One explanation for the Minnesota Twins’ poor start to the season is the absence of key contributors. Injuries have kept Byron Buxton and Miguel Sano off the field, and Jorge Polanco was issued an 80-game PED suspension before the year even began. Jason Castro has dealt with a lingering knee issue, and Ervin Santana has yet to make a start.
There have been other, non-injury related, issues as well: The bullpen has been unreliable, Jose Berrios has been up and down and a few of the Twins’ free agent signings have not panned out yet. Throw in the snow-outs and the Puerto Rico trip, and many in the clubhouse are eager to put April behind them and get into what they hope is a more regular rhythm.
“There’s that subconscious boost that you get by turning the calendar a little bit,” said manager Paul Molitor, whose team entered May with a 9-15 record.
“There’s not a lot of realism to that, because you’re still faced with coming out here and playing a game and trying to find a way to win. But yeah, you can think short term — winning a game. You think of putting together a series and winning some series. And hopefully it adds up to a better May than April, for sure, and we can start to avoid having to talk about this every day.”
Three players have embraced a “next man up” mentality, however. Max Kepler has stepped in for Buxton at center and entered May hitting .299/.358/.563. Eduardo Escobar is hitting .301/.348/.578 while replacing Sano at third and Polanco at short. And rookie Mitch Garver, 27, owns a .281/.324/.531 line in Castro’s absence.
“He’s always been labeled a guy that we thought could contribute with his bat,” says Molitor. “We see a lot of progress with defense, there’s things that he can do better, that him and Smitty [first base coach Jeff Smith] are working on on a daily basis.”
Garver says the increased playing time has helped him deliver with the bat.
“I think so. Maybe a little bit more playing time, but also just having that confidence about myself that I can hit at this level, I can hit some of the best guys out there,” he says. “Just knowing that within myself, being able to express myself as a player, I think that’s helping me out at the plate.”
Buxton and Sano are the “Glimmer Twins” that provided hope when the organization was in its depths of despair. Polanco, 24, was looking to establish himself as the shortstop of the future — or at least a replacement at second if Brian Dozier leaves in free agency. Castro is in the middle of a three-year, $24 million deal and represents the kind of pitch-framing catcher that the analytically-inclined front office is looking for.
Kepler, Escobar and Garver are not the only players who have played well early this season — Joe Mauer is looking like his old self, Ryan Pressly has been a reliable reliever and Brian Dozier provides a spark offensively — and other players like Jose Berrios, Kyle Gibson and Eddie Rosario have shown flashes of brilliance. But Kepler, Escobar and Garver have consistently played well while the rest of the team has faltered.

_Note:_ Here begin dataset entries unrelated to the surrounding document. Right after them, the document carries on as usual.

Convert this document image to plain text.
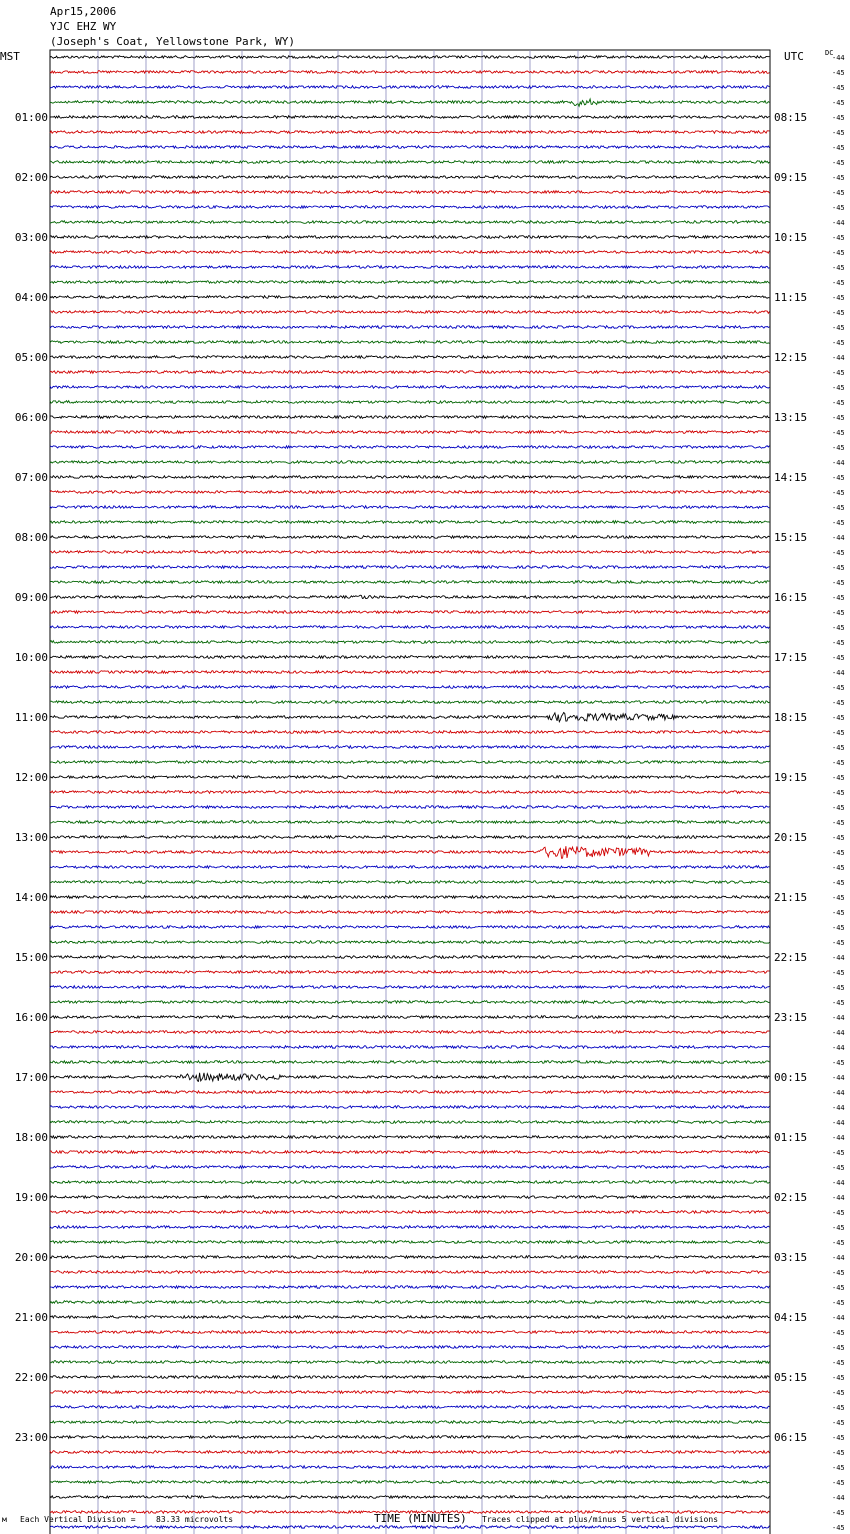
Apr15,2006
YJC EHZ WY
(Joseph's Coat, Yellowstone Park, WY)
MST	UTC	DC
-44
-45
-45
-45
-45
-45
-45
-45
-45
-45
-45
-44
-45
-45
-45
-45
-45
-45
-45
-45
-44
-45
-45
-45
-45
-45
-45
-44
-45
-45
-45
-45
-44
-45
-45
-45
-45
-45
-45
-45
-45
-44
-45
-45
-45
-45
-45
-45
-45
-45
-45
-45
-45
-45
-45
-45
-45
-45
-45
-45
-44
-45
-45
-45
-44
-44
-44
-45
-44
-44
-44
-44
-44
-45
-45
-44
-44
-45
-45
-45
-44
-45
-45
-45
-44
-45
-45
-45
-45
-45
-45
-45
-45
-45
-45
-45
-44
-45
-45
01:00
02:00
03:00
04:00
05:00
06:00
07:00
08:00
09:00
10:00
11:00
12:00
13:00
14:00
15:00
16:00
17:00
18:00
19:00
20:00
21:00
22:00
23:00
08:15
09:15
10:15
11:15
12:15
13:15
14:15
15:15
16:15
17:15
18:15
19:15
20:15
21:15
22:15
23:15
00:15
01:15
02:15
03:15
04:15
05:15
06:15
TIME (MINUTES)
м Each Vertical Division =	83.33 microvolts	Traces clipped at plus/minus 5 vertical divisions
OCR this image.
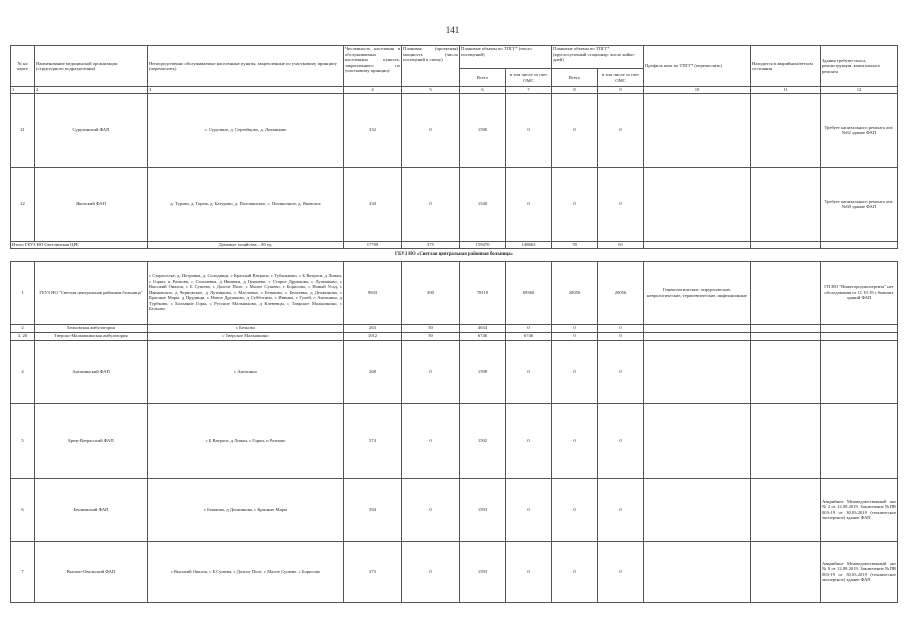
141
№ на карте	Наименование медицинской организации (структурного подразделения)	Непосредственно обслуживаемые населенные пункты, закрепленные по участковому принципу (перечислить)	Численность населения в обслуживаемых населенных пунктах, закрепленного по участковому принципу	Плановая (проектная) мощность (число посещений в смену)	Плановые объемы по ТПГГ* (число посещений)		Плановые объемы по ТПГГ* (круглосуточный стационар, число койко-дней)		Профиль коек по ТПГГ* (перечислить)	Находится в аварийном/ветхом состоянии	Здания требуют сноса, реконструкции, капитального ремонта
					Всего	в том числе за счет ОМС	Всего	в том числе за счет ОМС			
1	2	3	4	5	6	7	8	9	10	11	12
21	Сурулинский ФАП	с. Сурулино, д. Сертейцово, д. Литвиново	332	0	1590	0	0	0			Требует капитального ремонта лит.№62 здание ФАП
22	Яковский ФАП	д. Турово, д. Гореж, д. Батурово, д. Половинское, с. Починочное, д. Яковское	330	0	1540	0	0	0			Требует капитального ремонта лит.№68 здание ФАП
Итого ГБУЗ НО Светлинская ЦРБ		Домовые хозяйства – 80 ед.	17708	375	159470	148863	78	65			
ГБУЗ НО «Светлая центральная районная больница»											
1	ГБУЗ НО "Светлая центральная районная больница"	с Староселье, д. Петровка, д. Солодищи, с Красный Ватраси, с Тубаньково, с Б Ватраси, д Ломаи, с Горки, п Ратиово, с Солоневка, д Ивишки, д Грязнево, с Старое Дружково, с Лучинково, с Высокий Овалок, с Б Сушева, с Долгое Поле, с Малое Сушево, с Борисово, с Новый Усад, с Ивановское, д Черновское, д Лутинково, с Масловка, с Бешково, с Бельевка, д Деожинова, с Красные Мары, д Прудищи, с Новое Дружково, д Субботино, с Ивинка, с Гулей, с Антонино, д Турбково, с Больвние Горы, с Русские Малышково, д Клевевцы, с Таврское Малышкино, с Бельово	9843	300	78110	69560	20056	20056	Гинекологические, хирургические, неврологические, терапевтические, инфекционные		ГП НО "Нижегородэкспертиза" нет обследования от 11.10.19 г бывших зданий ФАП
2	Бельовская амбулатория	с Бельово	263	50	4634	0	0	0			
3, 20	Тверско-Малышкинская амбулатория	с Тверское Малышкино	1012	50	6746	6746	0	0			
4	Антонинский ФАП	с Антонино	268	0	1598	0	0	0			
5	Бреж-Ватрасский ФАП	с Б Ватраси, д Ломаи, с Горки, п Ратиово	574	0	1592	0	0	0			
6	Бешковский ФАП	с Бешково, д Деожинова, с Красные Мары	594	0	1593	0	0	0			Аварийное Межведомственный акт № 2 от 12.08.2019. Заключение №ПВ 003-19 от 30.03.2019 (техническое экспертное) здание ФАП
7	Высоко-Овальский ФАП	с Высокий Овалок, с Б Сушева, с Долгое Поле, с Малое Сушево, с Борисово	373	0	1593	0	0	0			Аварийное Межведомственный акт № 8 от 12.08.2019. Заключение №ПВ 003-19 от 30.03.2019 (техническое экспертное) здание ФАП
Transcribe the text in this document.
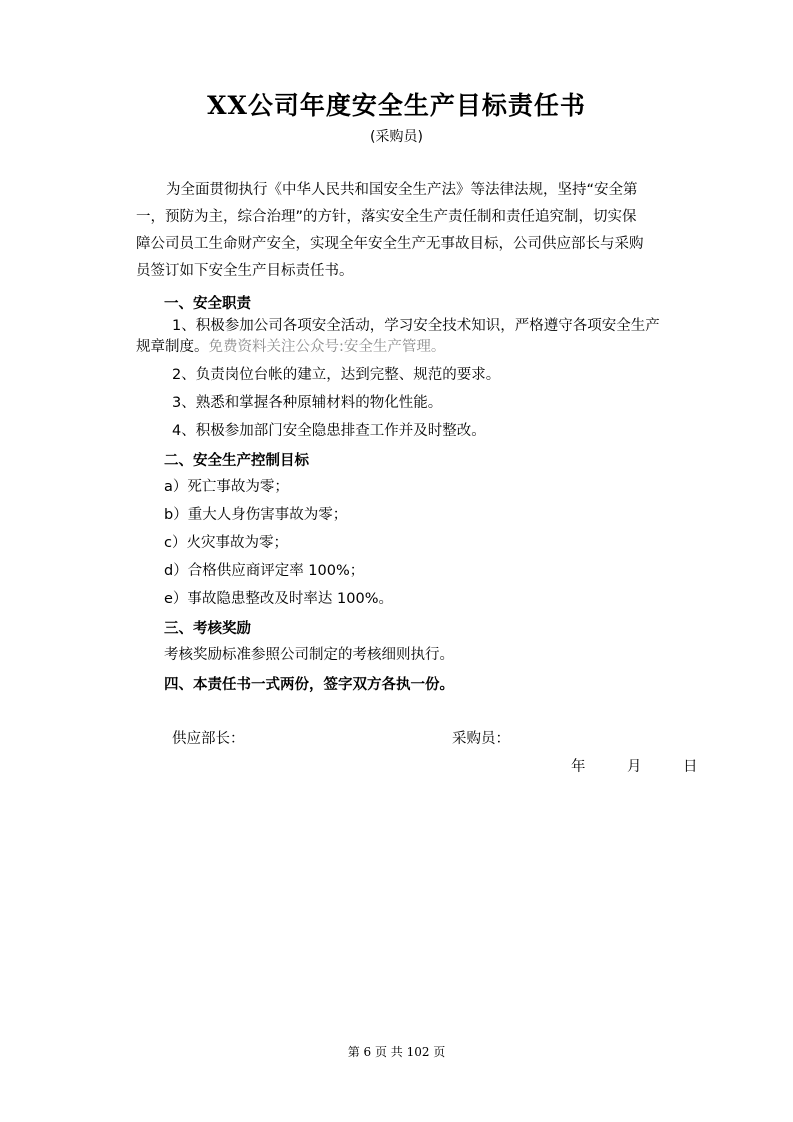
XX公司年度安全生产目标责任书
(采购员)
为全面贯彻执行《中华人民共和国安全生产法》等法律法规，坚持“安全第
一，预防为主，综合治理”的方针，落实安全生产责任制和责任追究制，切实保
障公司员工生命财产安全，实现全年安全生产无事故目标，公司供应部长与采购
员签订如下安全生产目标责任书。
一、安全职责
1、积极参加公司各项安全活动，学习安全技术知识，严格遵守各项安全生产
规章制度。免费资料关注公众号:安全生产管理。
2、负责岗位台帐的建立，达到完整、规范的要求。
3、熟悉和掌握各种原辅材料的物化性能。
4、积极参加部门安全隐患排查工作并及时整改。
二、安全生产控制目标
a）死亡事故为零；
b）重大人身伤害事故为零；
c）火灾事故为零；
d）合格供应商评定率 100%；
e）事故隐患整改及时率达 100%。
三、考核奖励
考核奖励标准参照公司制定的考核细则执行。
四、本责任书一式两份，签字双方各执一份。
供应部长：	采购员：
年	月	日
第 6 页 共 102 页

Kepler has started to hit lefties, which allows him to play every day. He has a career .186/.249/.304 line against them, but is hitting .316/.350/.632 against southpaws this season.

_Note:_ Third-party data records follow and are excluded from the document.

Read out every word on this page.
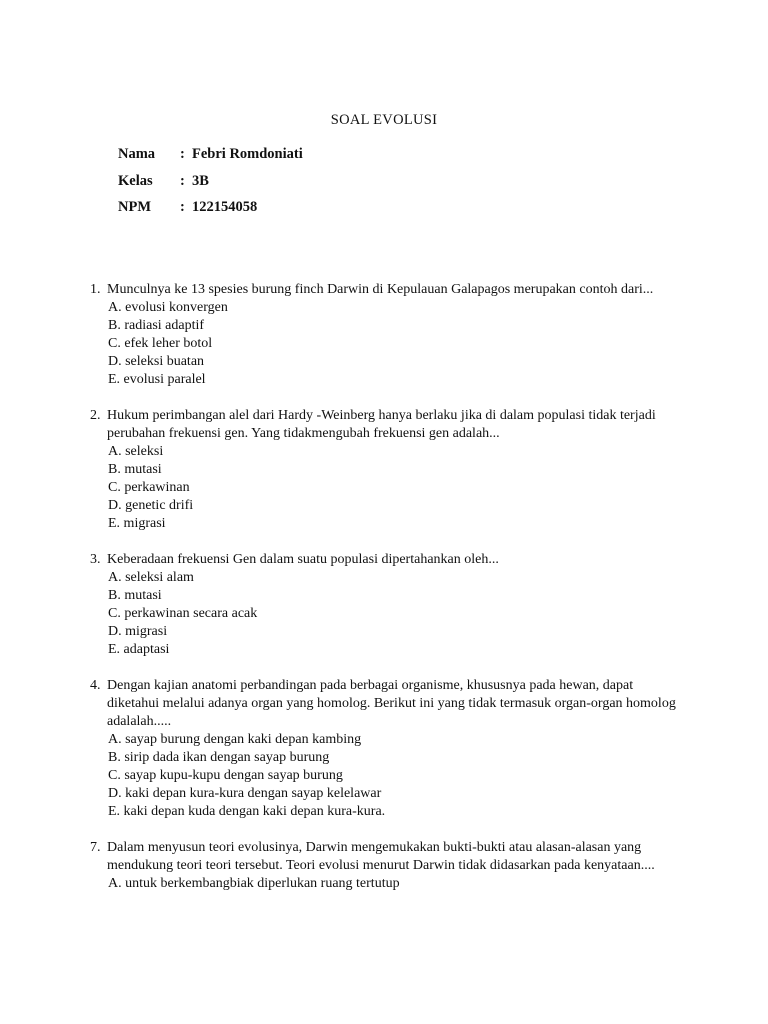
SOAL EVOLUSI
Nama	: Febri Romdoniati
Kelas	: 3B
NPM	: 122154058
1. Munculnya ke 13 spesies burung finch Darwin di Kepulauan Galapagos merupakan contoh dari...
A. evolusi konvergen
B. radiasi adaptif
C. efek leher botol
D. seleksi buatan
E. evolusi paralel
2. Hukum perimbangan alel dari Hardy -Weinberg hanya berlaku jika di dalam populasi tidak terjadi perubahan frekuensi gen. Yang tidakmengubah frekuensi gen adalah...
A. seleksi
B. mutasi
C. perkawinan
D. genetic drifi
E. migrasi
3. Keberadaan frekuensi Gen dalam suatu populasi dipertahankan oleh...
A. seleksi alam
B. mutasi
C. perkawinan secara acak
D. migrasi
E. adaptasi
4. Dengan kajian anatomi perbandingan pada berbagai organisme, khususnya pada hewan, dapat diketahui melalui adanya organ yang homolog. Berikut ini yang tidak termasuk organ-organ homolog adalalah.....
A. sayap burung dengan kaki depan kambing
B. sirip dada ikan dengan sayap burung
C. sayap kupu-kupu dengan sayap burung
D. kaki depan kura-kura dengan sayap kelelawar
E. kaki depan kuda dengan kaki depan kura-kura.
7. Dalam menyusun teori evolusinya, Darwin mengemukakan bukti-bukti atau alasan-alasan yang mendukung teori teori tersebut. Teori evolusi menurut Darwin tidak didasarkan pada kenyataan....
A. untuk berkembangbiak diperlukan ruang tertutup
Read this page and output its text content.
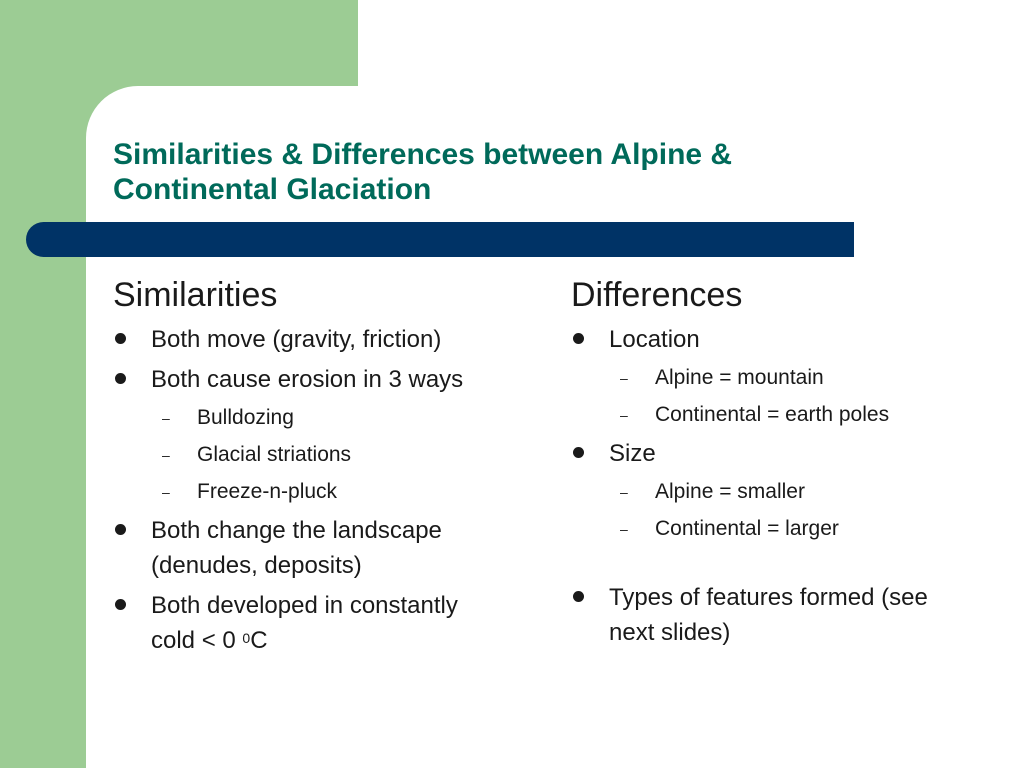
Similarities & Differences between Alpine &
Continental Glaciation
Similarities
Both move (gravity, friction)
Both cause erosion in 3 ways
– Bulldozing
– Glacial striations
– Freeze-n-pluck
Both change the landscape
(denudes, deposits)
Both developed in constantly
cold < 0 $^0$C
Differences
Location
– Alpine = mountain
– Continental = earth poles
Size
– Alpine = smaller
– Continental = larger
Types of features formed (see
next slides)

“The progress has been (in his) confidence level,” says Molitor.
“You can see it in the at-bats, his ability to fight a lot more two-strike pitches than I’ve seen in the past. And not to mention that he seems to have a lot more comfort to be able to handle the off-speed pitches. He’s been real vulnerable to a guy who can spin it or really slow it down with a changeup and he’s been on those pitches as well.”

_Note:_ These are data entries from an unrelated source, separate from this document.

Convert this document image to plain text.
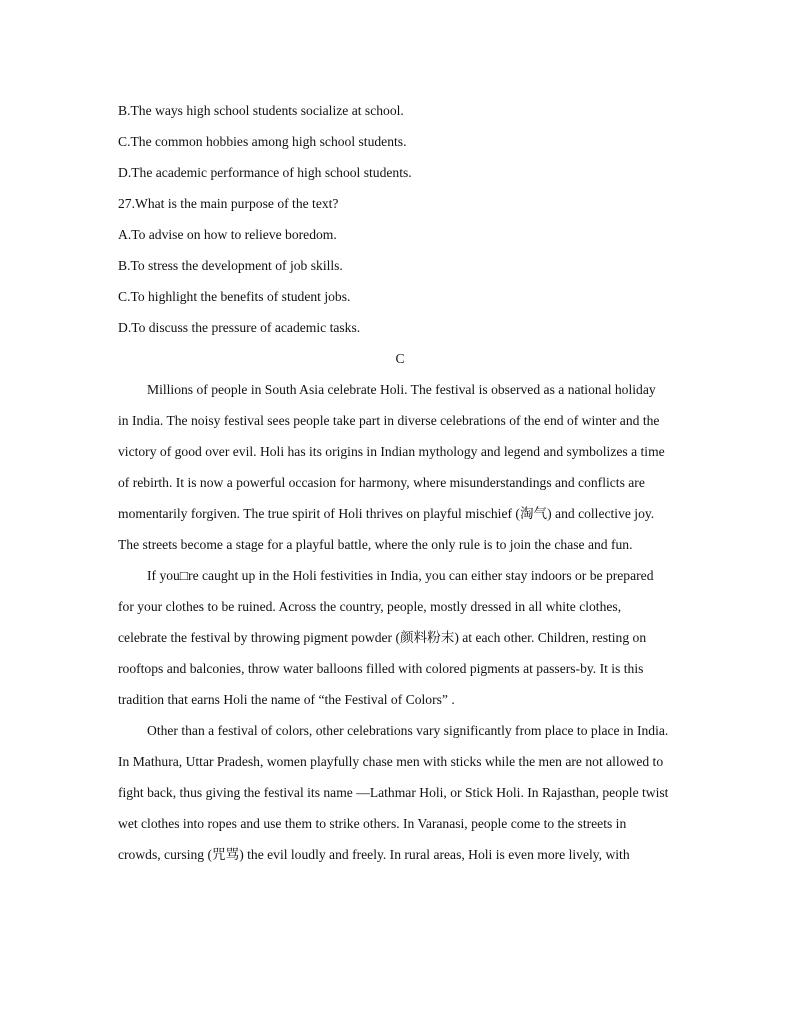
B.The ways high school students socialize at school.
C.The common hobbies among high school students.
D.The academic performance of high school students.
27.What is the main purpose of the text?
A.To advise on how to relieve boredom.
B.To stress the development of job skills.
C.To highlight the benefits of student jobs.
D.To discuss the pressure of academic tasks.
C
Millions of people in South Asia celebrate Holi. The festival is observed as a national holiday
in India. The noisy festival sees people take part in diverse celebrations of the end of winter and the
victory of good over evil. Holi has its origins in Indian mythology and legend and symbolizes a time
of rebirth. It is now a powerful occasion for harmony, where misunderstandings and conflicts are
momentarily forgiven. The true spirit of Holi thrives on playful mischief (淘气) and collective joy.
The streets become a stage for a playful battle, where the only rule is to join the chase and fun.
If you□re caught up in the Holi festivities in India, you can either stay indoors or be prepared
for your clothes to be ruined. Across the country, people, mostly dressed in all white clothes,
celebrate the festival by throwing pigment powder (颜料粉末) at each other. Children, resting on
rooftops and balconies, throw water balloons filled with colored pigments at passers-by. It is this
tradition that earns Holi the name of “the Festival of Colors” .
Other than a festival of colors, other celebrations vary significantly from place to place in India.
In Mathura, Uttar Pradesh, women playfully chase men with sticks while the men are not allowed to
fight back, thus giving the festival its name —Lathmar Holi, or Stick Holi. In Rajasthan, people twist
wet clothes into ropes and use them to strike others. In Varanasi, people come to the streets in
crowds, cursing (咒骂) the evil loudly and freely. In rural areas, Holi is even more lively, with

Defensively, Kepler isn’t quite Buxton, but he hasn’t been a liability in center either. He made 122 starts at center field in the minors — more than any other position.
“It’s part of the maturing process to be able to play wherever he has to defensively,” says Molitor. “He’s been getting the time out. A lot of it has to do with some of the things he has to break down, the tendencies of hitters and pitchers we have on the mound. But I think he’s comfortable out there.
“We’re just trying to keep that same mindset in the outfield that he has at the plate to stay aggressive and try to understand when it makes sense to take a chance to catch a ball.”
Escobar is a holdover from the Francisco Liriano trade in 2012, and is capable of playing both third and short in a pinch. He started the year as Polanco’s replacement, but has moved to third base in Sano’s absence, with Ehire Adrianza taking over at shortstop.
“He seems to like hitting it when he’s playing third,” says Molitor. “He’s very capable. He can get streaky and he can get hot. He’s got power for the size that he brings up to the plate. He’s doing a nice job and contributing offensively. He’s done a nice job defensively over there as well.”
Fernando Romero could be the next Twins player to take advantage of an unexpected opportunity. He was a surprise call-up after Phil Hughes had two poor starts, and could solidify a spot in the rotation while Santana is recovering from injury. Maybe a journeyman like Gregorio Petit or Matt Magill can have a career year, or Trevor May can get his career back on track after missing last season with Tommy John.
Buxton, Sano and Santana would all help the Twins climb the standings after losing 10 of their last 11 games in April. But for the time being, more players have to emulate Kepler, Escobar and Garver to buoy Minnesota in the meantime.